Eliezer S. Yudkowsky wrote:

> I don't want to program a perfect AI. I want to program an AI that has the
> capability to consciously direct the execution of low-level algorithms. The
> high-level consciousness is no more perfect than you or I, but it can handle
> inconsistency and incompleteness. The low-level algorithm can't handle
> inconsistency or incompleteness and it's downright stupid, but it's very, very
> fast and it's "perfect" in the sense of not having the capacity to make
> high-level mistakes.
> Again: The _high_level_ is not classical, but it has the capability to _use_
> algorithmic thought, in addition to all the _other_ capabilities. Let me
> explain it your way: The high level is not connectionistic, but it has all
> the magical capabilities you attribute to neural nets, and it can direct evil
> classical AI in the same way that you can write a computer program. It
> doesn't use classical AI for anything other than, say, arithmetic or chess
> programs. And when I say "use", I don't mean it like "the brain uses neural
> networks", I mean it like "Emmanuel uses a pocket calculator".
> I don't know how much of _Coding_ you've read. If you read the whole thing,
> you should hopefully understand that _Coding_ is not remotely near to
> classical AI.
> --

I've read your _Coding_ and refer you to

What I've never before described to anybody is my view that known outcomes aren't needed for training of neural nets. In fact I don't even like the connotation that an associative net using a parallel form of Ingrid should be called a neural net. But then again I haven't even started to program my vision of how an Ingrid AI system would work. I'm still waiting for the right hardware, but my concept is simply this:-

You've seen an Ingrid plot so I don't need to remind you that insignificant items appear near a 'black hole' in the middle and using a flexible significance level the items in this iris are a different colour. In other words, given an existing grid, if we then add a new feature that bears no relationship to the grid's context, it will score in the not applicable region on all the bi-polar constructs. In other words on a 1 to 5 scale it will score in the centre in all cases. This is crucial to my idea of how Ingrid could work in parallel mode. Now, I will try to describe a working parallel model which has already been seeded with a psychological model of an AI, preferably taken from a interactive 'person as scientist' who continues to work closely with Ingrid. I do this myself and as Ingrid comes from the field of computational cognitive neuroscience and as my goal is to upload myself I find the work to be therapeutic.

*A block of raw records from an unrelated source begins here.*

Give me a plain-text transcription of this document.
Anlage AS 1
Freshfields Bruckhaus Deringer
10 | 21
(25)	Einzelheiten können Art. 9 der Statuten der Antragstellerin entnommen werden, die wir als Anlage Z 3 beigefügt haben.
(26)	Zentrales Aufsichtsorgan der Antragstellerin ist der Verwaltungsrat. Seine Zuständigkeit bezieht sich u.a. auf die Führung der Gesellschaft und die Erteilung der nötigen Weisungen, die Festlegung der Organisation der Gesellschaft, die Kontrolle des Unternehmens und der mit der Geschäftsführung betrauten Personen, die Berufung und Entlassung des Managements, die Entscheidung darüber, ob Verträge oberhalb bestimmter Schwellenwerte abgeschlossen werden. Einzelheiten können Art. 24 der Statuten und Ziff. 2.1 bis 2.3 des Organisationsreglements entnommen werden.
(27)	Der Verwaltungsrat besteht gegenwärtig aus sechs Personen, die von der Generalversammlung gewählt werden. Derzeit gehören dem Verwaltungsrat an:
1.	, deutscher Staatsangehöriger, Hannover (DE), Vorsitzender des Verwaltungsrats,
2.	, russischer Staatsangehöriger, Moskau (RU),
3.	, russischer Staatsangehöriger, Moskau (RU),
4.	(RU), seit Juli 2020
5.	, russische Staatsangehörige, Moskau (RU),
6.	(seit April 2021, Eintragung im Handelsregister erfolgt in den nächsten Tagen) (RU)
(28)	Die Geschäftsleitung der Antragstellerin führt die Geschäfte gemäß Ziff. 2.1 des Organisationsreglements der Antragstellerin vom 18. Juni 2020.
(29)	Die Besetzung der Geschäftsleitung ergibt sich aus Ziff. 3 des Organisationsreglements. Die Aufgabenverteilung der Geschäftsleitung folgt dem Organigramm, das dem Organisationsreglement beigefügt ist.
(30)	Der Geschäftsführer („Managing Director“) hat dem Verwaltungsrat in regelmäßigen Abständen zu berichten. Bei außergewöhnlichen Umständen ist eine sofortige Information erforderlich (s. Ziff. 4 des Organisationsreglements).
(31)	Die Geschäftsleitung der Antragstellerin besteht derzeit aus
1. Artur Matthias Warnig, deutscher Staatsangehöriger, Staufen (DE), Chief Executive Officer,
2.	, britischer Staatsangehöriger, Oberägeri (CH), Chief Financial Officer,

It is assumed that a superordinate set of constructs and elements have been used to establish a primary repertory grid. This grid will be used as a starting point and I can show how other grids will evolve from this one. This evolution will be outwards in all directions from the primary grid and this primary grid may be relegated to a non primary position. It works like this:

If the primary grid were linked to analog sensory devices that could represent new elements and/or constructs from any context, with values being synthesized for the primary grid's existing features, then it is a simple procedure to determine if this data is significant to the primary grid. If a significance is found then the actual trajectory of the new feature is used to call up a grid which deals with a further refinement of the incoming feature, also all other features of the activated grid will in turn use their trajectories to activate outlying grids.

Each grid that finds this incoming feature to be significant will remain active for a Finite Difference Time Domain (FDTD?). This is quite easy to do because all that is needed is a frequency/iris conditioner that doesn't change the eigenvalues but just alters the state. As more and more new inputs arrive then more and more peripheral grids will become active. When there is a positive feedback, in other words many grids-in-motion have goal seeking trajectories which converge onto a particular grid, then the final 3 eigenvectors activate a conscious response mechanism to "direct the execution of low-level algorithms".

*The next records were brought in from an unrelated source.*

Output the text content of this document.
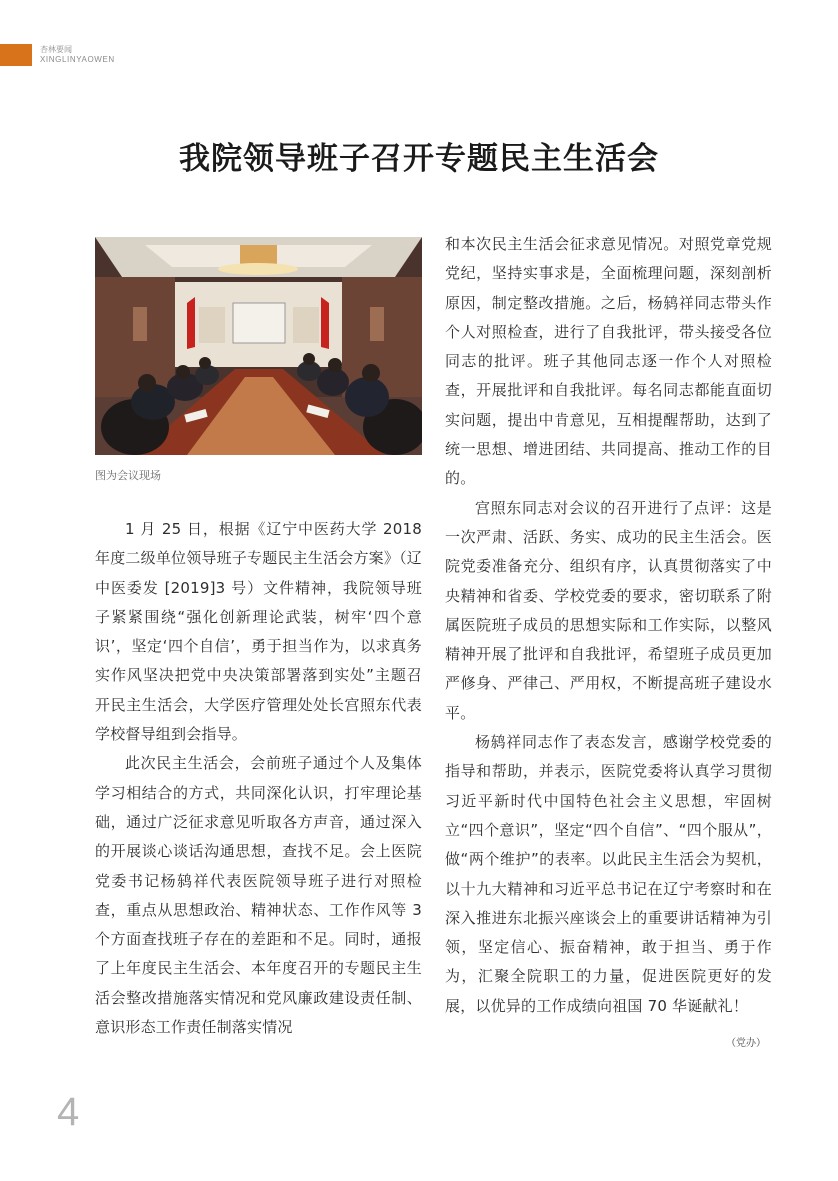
杏林要闻
XINGLINYAOWEN
我院领导班子召开专题民主生活会
图为会议现场

1 月 25 日，根据《辽宁中医药大学 2018 年度二级单位领导班子专题民主生活会方案》（辽中医委发 [2019]3 号）文件精神，我院领导班子紧紧围绕“强化创新理论武装，树牢‘四个意识’，坚定‘四个自信’，勇于担当作为，以求真务实作风坚决把党中央决策部署落到实处”主题召开民主生活会，大学医疗管理处处长宫照东代表学校督导组到会指导。

此次民主生活会，会前班子通过个人及集体学习相结合的方式，共同深化认识，打牢理论基础，通过广泛征求意见听取各方声音，通过深入的开展谈心谈话沟通思想，查找不足。会上医院党委书记杨鸫祥代表医院领导班子进行对照检查，重点从思想政治、精神状态、工作作风等 3 个方面查找班子存在的差距和不足。同时，通报了上年度民主生活会、本年度召开的专题民主生活会整改措施落实情况和党风廉政建设责任制、意识形态工作责任制落实情况

和本次民主生活会征求意见情况。对照党章党规党纪，坚持实事求是，全面梳理问题，深刻剖析原因，制定整改措施。之后，杨鸫祥同志带头作个人对照检查，进行了自我批评，带头接受各位同志的批评。班子其他同志逐一作个人对照检查，开展批评和自我批评。每名同志都能直面切实问题，提出中肯意见，互相提醒帮助，达到了统一思想、增进团结、共同提高、推动工作的目的。

宫照东同志对会议的召开进行了点评：这是一次严肃、活跃、务实、成功的民主生活会。医院党委准备充分、组织有序，认真贯彻落实了中央精神和省委、学校党委的要求，密切联系了附属医院班子成员的思想实际和工作实际，以整风精神开展了批评和自我批评，希望班子成员更加严修身、严律己、严用权，不断提高班子建设水平。

杨鸫祥同志作了表态发言，感谢学校党委的指导和帮助，并表示，医院党委将认真学习贯彻习近平新时代中国特色社会主义思想，牢固树立“四个意识”，坚定“四个自信”、“四个服从”，做“两个维护”的表率。以此民主生活会为契机，以十九大精神和习近平总书记在辽宁考察时和在深入推进东北振兴座谈会上的重要讲话精神为引领，坚定信心、振奋精神，敢于担当、勇于作为，汇聚全院职工的力量，促进医院更好的发展，以优异的工作成绩向祖国 70 华诞献礼！

（党办）
4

For an incoming feature where insufficient significance was found to make it able to activate an adequate response then it is repeatedly passed through the black hole to a pyramid of core grids and if it is of an entirely new context it is
stored in a 'subconscious dream processor'. Entirely new grids can be formed by the dream processor using conventional data mining techniques and, when stable enough, these new grids can enter the FDTD conscious response arena at the end of the pyramid of core grids. The super constructs that describe the core grids are also adjusted by the same process.

To avoid the exponential timings that are required to reconstruct grids in situ for each new incoming feature linear interpolations are used to find the initial trajectories from amongst the grids in the conscious arena. However the dream processor has to create stable grids using full Principal Component Analysis. Fortunately, the more this happens the bigger the conscious repertoire of grids becomes were linear response times occur. In order to handle the fine tuning or evolution of the conscious repertoire of grids the 'dream processor' also fully reprocesses the particular peripheral response grid that activated the execution of the low-level algorithm. If an elevator effect is detected, in other words if one of the eigenvectors alters its ranking then it is put on watch and recalibrated up and down the trajectory line. And so it goes.

You might say that this is just another pattern catcher, but does this make any sense to you?